Uma operação mundial “PowerOFF”, apoiada pela Europol, visou mais de 75 mil utilizadores envolvidos em ataques de DDoS-for-hire em 21 países. Por cá, a Polícia Judiciária (PJ), através da Unidade Nacional de Combate ao Cibercrime e Criminalidade Tecnológica, identificou 62 sites ligados a estes serviços.
O DDoS-for-hire, explica a PJ, “é uma das tendências mais acessíveis no cibercrime, permitindo que pessoas, com poucos conhecimentos técnicos, sigam tutoriais para executar ataques criminosos”.
“Estes ataques causam danos significativos em todo o mundo ao visarem servidores, websites ou serviços online, tornando-os inacessíveis a utilizadores legítimos”, indica a autoridade.
A operação global centrou-se em medidas de repressão e prevenção contra mais de 75 mil utilizadores deste serviço, sendo que a PJ “efetuou 62 solicitações junto da Google com vista ao delisting de sites relacionados com serviços de DDoS-for-hire”.

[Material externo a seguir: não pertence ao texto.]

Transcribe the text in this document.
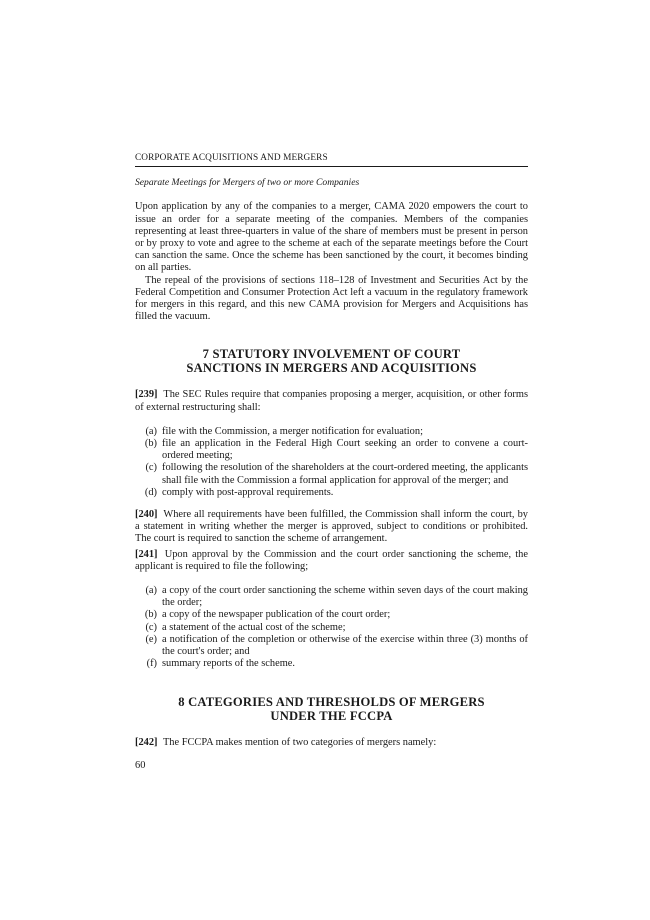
CORPORATE ACQUISITIONS AND MERGERS
Separate Meetings for Mergers of two or more Companies

Upon application by any of the companies to a merger, CAMA 2020 empowers the court to issue an order for a separate meeting of the companies. Members of the companies representing at least three-quarters in value of the share of members must be present in person or by proxy to vote and agree to the scheme at each of the separate meetings before the Court can sanction the same. Once the scheme has been sanctioned by the court, it becomes binding on all parties.

The repeal of the provisions of sections 118–128 of Investment and Securities Act by the Federal Competition and Consumer Protection Act left a vacuum in the regulatory framework for mergers in this regard, and this new CAMA provision for Mergers and Acquisitions has filled the vacuum.

7 STATUTORY INVOLVEMENT OF COURT
SANCTIONS IN MERGERS AND ACQUISITIONS

[239] The SEC Rules require that companies proposing a merger, acquisition, or other forms of external restructuring shall:

(a) file with the Commission, a merger notification for evaluation;
(b) file an application in the Federal High Court seeking an order to convene a court-ordered meeting;
(c) following the resolution of the shareholders at the court-ordered meeting, the applicants shall file with the Commission a formal application for approval of the merger; and
(d) comply with post-approval requirements.

[240] Where all requirements have been fulfilled, the Commission shall inform the court, by a statement in writing whether the merger is approved, subject to conditions or prohibited. The court is required to sanction the scheme of arrangement.

[241] Upon approval by the Commission and the court order sanctioning the scheme, the applicant is required to file the following;

(a) a copy of the court order sanctioning the scheme within seven days of the court making the order;
(b) a copy of the newspaper publication of the court order;
(c) a statement of the actual cost of the scheme;
(e) a notification of the completion or otherwise of the exercise within three (3) months of the court's order; and
(f) summary reports of the scheme.
8 CATEGORIES AND THRESHOLDS OF MERGERS
UNDER THE FCCPA

[242] The FCCPA makes mention of two categories of mergers namely:

60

No total, em Portugal, foi “obtida a confirmação da remoção de 59 desses sites, o que representa o maior número de remoções entre os países participantes nesta operação conjunta”.
Globalmente foram, ainda, realizadas 23 detenções, encerrados 53 domínios e emitidos 25 mandados de busca.
Além de Portugal, participaram na operação a Austrália, Áustria, Bélgica, Brasil, Bulgária, Dinamarca, Estónia, Finlândia, Alemanha, Japão, Letónia, Lituânia, Luxemburgo, Países Baixos, Polónia, Suécia, Tailândia, Reino Unido e Estados Unidos.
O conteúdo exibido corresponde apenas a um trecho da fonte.